Advanced Segmentation of Diabetic Retinopathy Lesions Using DeepLabv3+
Meher Boulaabi, Takwa Ben Aïcha Gader, Afef Kacem Echi, Sameh Mbarek
TL;DR
This work tackles Diabetic Retinopathy lesion segmentation by training four lesion-type–specific binary DeepLabV3+ models (MA, HE, EX, SE) and fusing their outputs for a unified segmentation map. The pipeline leverages careful preprocessing (cropping and CLAHE on the L channel of LAB), modest data augmentation, and a constrained training regime to address limited annotations in IDRiD. Empirical results on IDRiD show near-perfect per-class accuracy and high IoU, with MAE/MSE metrics supporting precise pixel-level predictions and ROC analyses confirming robust class discrimination.
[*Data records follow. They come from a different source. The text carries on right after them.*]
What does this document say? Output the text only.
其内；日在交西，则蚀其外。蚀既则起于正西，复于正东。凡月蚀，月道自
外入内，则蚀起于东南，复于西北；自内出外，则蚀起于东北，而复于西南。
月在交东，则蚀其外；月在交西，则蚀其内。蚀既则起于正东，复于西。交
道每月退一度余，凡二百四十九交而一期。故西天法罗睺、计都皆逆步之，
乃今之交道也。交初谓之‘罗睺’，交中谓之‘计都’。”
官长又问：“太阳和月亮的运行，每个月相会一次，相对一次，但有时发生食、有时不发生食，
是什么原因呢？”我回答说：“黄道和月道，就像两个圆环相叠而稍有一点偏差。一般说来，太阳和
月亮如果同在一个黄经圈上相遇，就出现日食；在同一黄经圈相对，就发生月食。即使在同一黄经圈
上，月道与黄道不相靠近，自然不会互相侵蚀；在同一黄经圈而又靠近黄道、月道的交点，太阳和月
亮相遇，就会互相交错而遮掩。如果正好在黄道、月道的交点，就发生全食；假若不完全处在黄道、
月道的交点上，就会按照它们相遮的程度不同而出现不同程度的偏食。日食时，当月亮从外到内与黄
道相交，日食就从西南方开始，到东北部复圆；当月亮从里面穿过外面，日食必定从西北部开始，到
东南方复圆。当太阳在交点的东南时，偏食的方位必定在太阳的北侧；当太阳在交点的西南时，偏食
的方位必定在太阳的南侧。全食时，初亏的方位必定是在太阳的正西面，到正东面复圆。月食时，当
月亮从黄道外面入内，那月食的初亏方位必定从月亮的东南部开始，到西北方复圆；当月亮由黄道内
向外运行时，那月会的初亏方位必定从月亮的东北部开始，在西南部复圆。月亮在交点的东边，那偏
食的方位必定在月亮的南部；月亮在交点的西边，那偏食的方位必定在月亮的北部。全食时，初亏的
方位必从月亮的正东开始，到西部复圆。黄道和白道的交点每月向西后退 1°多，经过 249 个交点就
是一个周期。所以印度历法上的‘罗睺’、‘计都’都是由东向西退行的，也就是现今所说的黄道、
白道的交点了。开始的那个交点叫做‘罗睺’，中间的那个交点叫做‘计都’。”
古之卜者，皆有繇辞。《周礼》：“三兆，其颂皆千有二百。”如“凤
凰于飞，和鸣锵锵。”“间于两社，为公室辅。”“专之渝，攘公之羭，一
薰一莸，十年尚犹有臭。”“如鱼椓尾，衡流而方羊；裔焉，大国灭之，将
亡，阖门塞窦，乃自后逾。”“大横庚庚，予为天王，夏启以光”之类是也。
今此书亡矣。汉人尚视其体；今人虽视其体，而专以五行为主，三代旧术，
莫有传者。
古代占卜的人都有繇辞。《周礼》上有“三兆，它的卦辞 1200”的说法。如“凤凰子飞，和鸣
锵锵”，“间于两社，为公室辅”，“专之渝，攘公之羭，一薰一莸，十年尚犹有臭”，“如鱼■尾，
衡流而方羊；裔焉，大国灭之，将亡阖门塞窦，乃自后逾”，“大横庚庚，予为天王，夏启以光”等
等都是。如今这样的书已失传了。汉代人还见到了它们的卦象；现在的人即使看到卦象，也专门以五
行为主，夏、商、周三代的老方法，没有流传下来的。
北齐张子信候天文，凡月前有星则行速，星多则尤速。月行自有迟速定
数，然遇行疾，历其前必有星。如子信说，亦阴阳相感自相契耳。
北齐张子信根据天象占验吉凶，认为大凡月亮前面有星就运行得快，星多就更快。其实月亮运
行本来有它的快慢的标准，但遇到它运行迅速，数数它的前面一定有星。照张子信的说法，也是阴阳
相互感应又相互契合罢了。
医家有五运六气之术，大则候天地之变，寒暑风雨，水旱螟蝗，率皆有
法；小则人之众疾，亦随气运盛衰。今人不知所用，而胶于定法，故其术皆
The approach achieves state-of-the-art performance on a challenging, multi-label DR dataset, offering a practical path toward reliable automated DR lesion analysis in clinical settings.
Abstract
To improve the segmentation of diabetic retinopathy lesions (microaneurysms, hemorrhages, exudates, and soft exudates), we implemented a binary segmentation method specific to each type of lesion. As post-segmentation, we combined the individual model outputs into a single image to better analyze the lesion types. This approach facilitated parameter optimization and improved accuracy, effectively overcoming challenges related to dataset limitations and annotation complexity. Specific preprocessing steps included cropping and applying contrast-limited adaptive histogram equalization to the L channel of the LAB image. Additionally, we employed targeted data augmentation techniques to further refine the model's efficacy. Our methodology utilized the DeepLabv3+ model, achieving a segmentation accuracy of 99%. These findings highlight the efficacy of innovative strategies in advancing medical image analysis, particularly in the precise segmentation of diabetic retinopathy lesions. The IDRID dataset was utilized to validate and demonstrate the robustness of our approach.